Per quanto attiene ai vini del beneventano, lo scenario generale suscita qualche perplessità in più, pur tenendo conto delle condizioni ambientali ed, in particolare, della temperatura elevata dei vini, che ha probabilmente condizionato leggermente il giudizio.
Di norma questi vini presentano caratteri olfattivi piuttosto semplici ed accattivanti, caratterizzati da tipici sentori di frutta (ananas soprattutto) e di fiori (ginestra, zagara tra gli altri), palato con discreto equilibrio tra acidità e sapidità, finezza per lo più non eccelsa, persistenza piuttosto limitata, conseguenza di un corpo mai particolarmente apprezzabile.

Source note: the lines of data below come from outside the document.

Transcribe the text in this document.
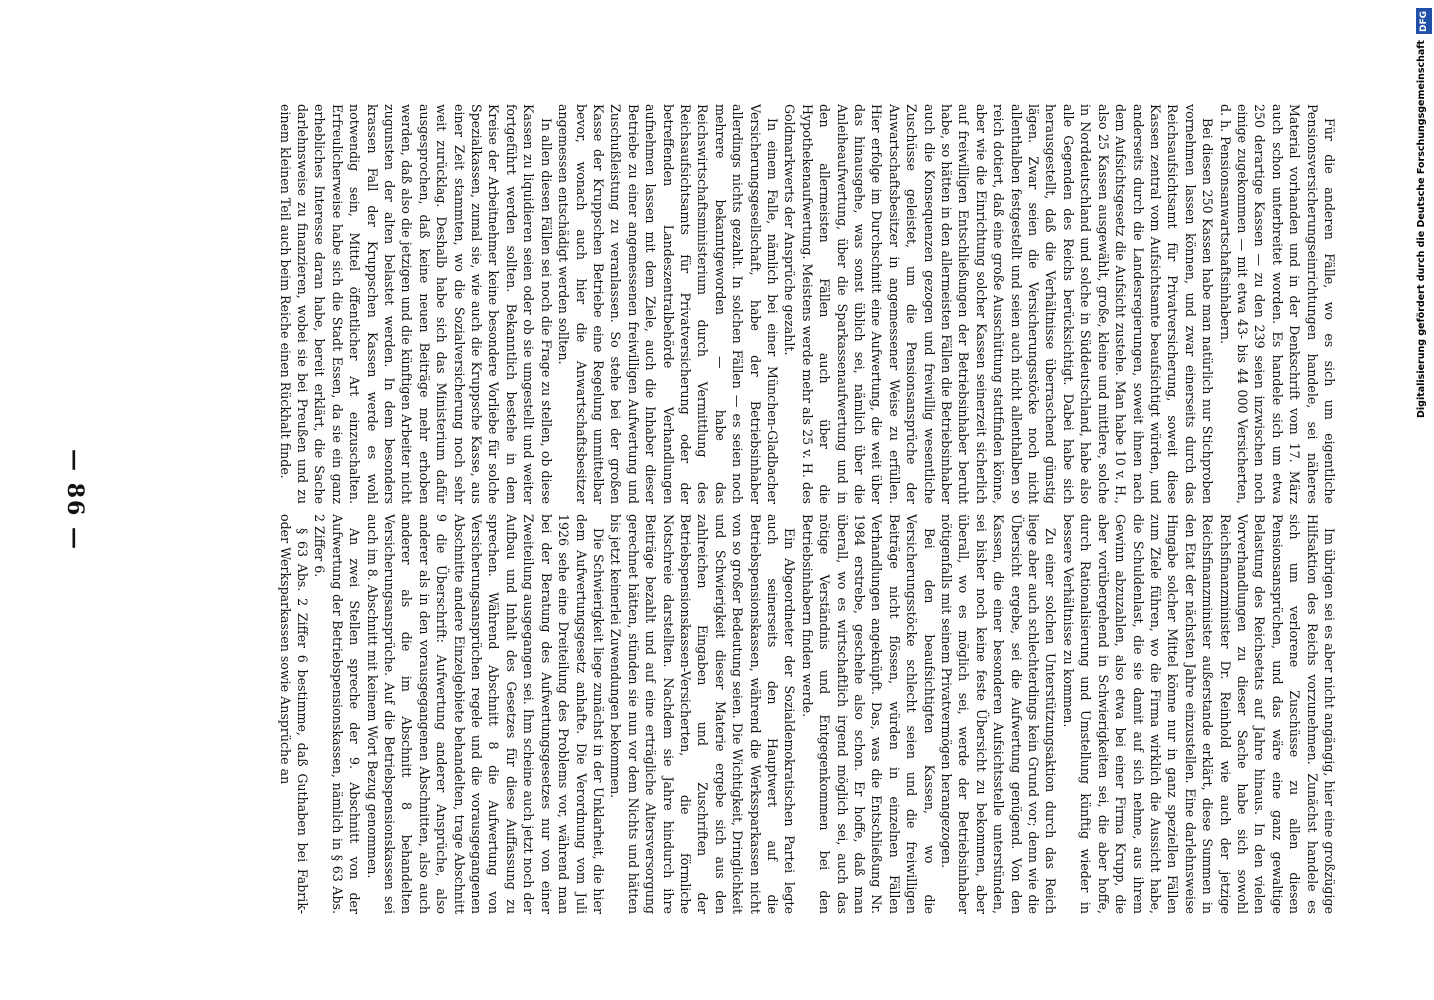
— 86 —	Für die anderen Fälle, wo es sich um eigentliche Pensionsversicherungseinrichtungen handele, sei näheres Material vorhanden und in der Denkschrift vom 17. März auch schon unterbreitet worden. Es handele sich um etwa 250 derartige Kassen — zu den 239 seien inzwischen noch einige zugekommen — mit etwa 43- bis 44 000 Versicherten, d. h. Pensionsanwartschaftsinhabern.

Bei diesen 250 Kassen habe man natürlich nur Stichproben vornehmen lassen können, und zwar einerseits durch das Reichsaufsichtsamt für Privatversicherung, soweit diese Kassen zentral vom Aufsichtsamte beaufsichtigt würden, und anderseits durch die Landesregierungen, soweit ihnen nach dem Aufsichtsgesetz die Aufsicht zustehe. Man habe 10 v. H., also 25 Kassen ausgewählt, große, kleine und mittlere, solche in Norddeutschland und solche in Süddeutschland, habe also alle Gegenden des Reichs berücksichtigt. Dabei habe sich herausgestellt, daß die Verhältnisse überraschend günstig lägen. Zwar seien die Versicherungsstöcke noch nicht allenthalben festgestellt und seien auch nicht allenthalben so reich dotiert, daß eine große Ausschüttung stattfinden könne, aber wie die Einrichtung solcher Kassen seinerzeit sicherlich auf freiwilligen Entschließungen der Betriebsinhaber beruht habe, so hätten in den allermeisten Fällen die Betriebsinhaber auch die Konsequenzen gezogen und freiwillig wesentliche Zuschüsse geleistet, um die Pensionsansprüche der Anwartschaftsbesitzer in angemessener Weise zu erfüllen. Hier erfolge im Durchschnitt eine Aufwertung, die weit über das hinausgehe, was sonst üblich sei, nämlich über die Anleiheaufwertung, über die Sparkassenaufwertung und in den allermeisten Fällen auch über die Hypothekenaufwertung. Meistens werde mehr als 25 v. H. des Goldmarkwerts der Ansprüche gezahlt.

In einem Falle, nämlich bei einer München-Gladbacher Versicherungsgesellschaft, habe der Betriebsinhaber allerdings nichts gezahlt. In solchen Fällen — es seien noch mehrere bekanntgeworden — habe das Reichswirtschaftsministerium durch Vermittlung des Reichsaufsichtsamts für Privatversicherung oder der betreffenden Landeszentralbehörde Verhandlungen aufnehmen lassen mit dem Ziele, auch die Inhaber dieser Betriebe zu einer angemessenen freiwilligen Aufwertung und Zuschußleistung zu veranlassen. So stehe bei der großen Kasse der Kruppschen Betriebe eine Regelung unmittelbar bevor, wonach auch hier die Anwartschaftsbesitzer angemessen entschädigt werden sollten.

In allen diesen Fällen sei noch die Frage zu stellen, ob diese Kassen zu liquidieren seien oder ob sie umgestellt und weiter fortgeführt werden sollten. Bekanntlich bestehe in dem Kreise der Arbeitnehmer keine besondere Vorliebe für solche Spezialkassen, zumal sie, wie auch die Kruppsche Kasse, aus einer Zeit stammten, wo die Sozialversicherung noch sehr weit zurücklag. Deshalb habe sich das Ministerium dafür ausgesprochen, daß keine neuen Beiträge mehr erhoben werden, daß also die jetzigen und die künftigen Arbeiter nicht zugunsten der alten belastet werden. In dem besonders krassen Fall der Kruppschen Kassen werde es wohl notwendig sein, Mittel öffentlicher Art einzuschalten. Erfreulicherweise habe sich die Stadt Essen, da sie ein ganz erhebliches Interesse daran habe, bereit erklärt, die Sache darlehnsweise zu finanzieren, wobei sie bei Preußen und zu einem kleinen Teil auch beim Reiche einen Rückhalt finde.

Im übrigen sei es aber nicht angängig, hier eine großzügige Hilfsaktion des Reichs vorzunehmen. Zunächst handele es sich um verlorene Zuschüsse zu allen diesen Pensionsansprüchen, und das wäre eine ganz gewaltige Belastung des Reichsetats auf Jahre hinaus. In den vielen Vorverhandlungen zu dieser Sache habe sich sowohl Reichsfinanzminister Dr. Reinhold wie auch der jetzige Reichsfinanzminister außerstande erklärt, diese Summen in den Etat der nächsten Jahre einzustellen. Eine darlehnsweise Hingabe solcher Mittel könne nur in ganz speziellen Fällen zum Ziele führen, wo die Firma wirklich die Aussicht habe, die Schuldenlast, die sie damit auf sich nehme, aus ihrem Gewinn abzuzahlen, also etwa bei einer Firma Krupp, die aber vorübergehend in Schwierigkeiten sei, die aber hoffe, durch Rationalisierung und Umstellung künftig wieder in bessere Verhältnisse zu kommen.

Zu einer solchen Unterstützungsaktion durch das Reich liege aber auch schlechterdings kein Grund vor; denn wie die Übersicht ergebe, sei die Aufwertung genügend. Von den Kassen, die einer besonderen Aufsichtsstelle unterstünden, sei bisher noch keine feste Übersicht zu bekommen, aber überall, wo es möglich sei, werde der Betriebsinhaber nötigenfalls mit seinem Privatvermögen herangezogen.

Bei den beaufsichtigten Kassen, wo die Versicherungsstöcke schlecht seien und die freiwilligen Beiträge nicht flössen, würden in einzelnen Fällen Verhandlungen angeknüpft. Das, was die Entschließung Nr. 1984 erstrebe, geschehe also schon. Er hoffe, daß man überall, wo es wirtschaftlich irgend möglich sei, auch das nötige Verständnis und Entgegenkommen bei den Betriebsinhabern finden werde.

Ein Abgeordneter der Sozialdemokratischen Partei legte auch seinerseits den Hauptwert auf die Betriebspensionskassen, während die Werkssparkassen nicht von so großer Bedeutung seien. Die Wichtigkeit, Dringlichkeit und Schwierigkeit dieser Materie ergebe sich aus den zahlreichen Eingaben und Zuschriften der Betriebspensionskassen-Versicherten, die förmliche Notschreie darstellten. Nachdem sie Jahre hindurch ihre Beiträge bezahlt und auf eine erträgliche Altersversorgung gerechnet hätten, stünden sie nun vor dem Nichts und hätten bis jetzt keinerlei Zuwendungen bekommen.

Die Schwierigkeit liege zunächst in der Unklarheit, die hier dem Aufwertungsgesetz anhafte. Die Verordnung vom Juli 1926 sehe eine Dreiteilung des Problems vor, während man bei der Beratung des Aufwertungsgesetzes nur von einer Zweiteilung ausgegangen sei. Ihm scheine auch jetzt noch der Aufbau und Inhalt des Gesetzes für diese Auffassung zu sprechen. Während Abschnitt 8 die Aufwertung von Versicherungsansprüchen regele und die vorausgegangenen Abschnitte andere Einzelgebiete behandelten, trage Abschnitt 9 die Überschrift: Aufwertung anderer Ansprüche, also anderer als in den vorausgegangenen Abschnitten, also auch anderer als die im Abschnitt 8 behandelten Versicherungsansprüche. Auf die Betriebspensionskassen sei auch im 8. Abschnitt mit keinem Wort Bezug genommen.

An zwei Stellen spreche der 9. Abschnitt von der Aufwertung der Betriebspensionskassen, nämlich in § 63 Abs. 2 Ziffer 6.

§ 63 Abs. 2 Ziffer 6 bestimme, daß Guthaben bei Fabrik- oder Werksparkassen sowie Ansprüche an

DFG
Digitalisierung gefördert durch die Deutsche Forschungsgemeinschaft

Nel complesso, questi vini non colpiscono per personalità, risultando, anzi, un po’ banali ed inconsistenti. Inoltre, bisogna segnalare una volta di più un uso assolutamente gratuito e sconsiderato del legno, che, forse nel tentativo di aumentare la complessità dei vini, sortisce un effetto assolutamente coprente, annullando le tipiche sensazioni di freschezza e banalizzando anche qualche prodotto che, invece, tra le righe, lasciava intravedere qualcosa di promettente.
Dei 48 campioni degustati, meno di una decina ci ha impressionato favorevolmente, denotando carattere, oltre che finezza al disopra della media. Di questo ristretto novero facevano parte 2 vini passiti, che, invece, hanno costituito una piacevole sorpresa.
Tra i prodotti che hanno suscitato un giudizio positivo, segnaliamo le conferme di 2 punte dell’enologia beneventana quali Fontanavecchia di Libero Rillo e Agricola del Monte di Ocone e le rivelazioni di Vinicola Del Vecchio e Aia dei Colombi, provenienti entrambi da un’area, quella di Solopaca – Gardia Sanframondi, che non sempre s’è distinta per le produzioni di pregio.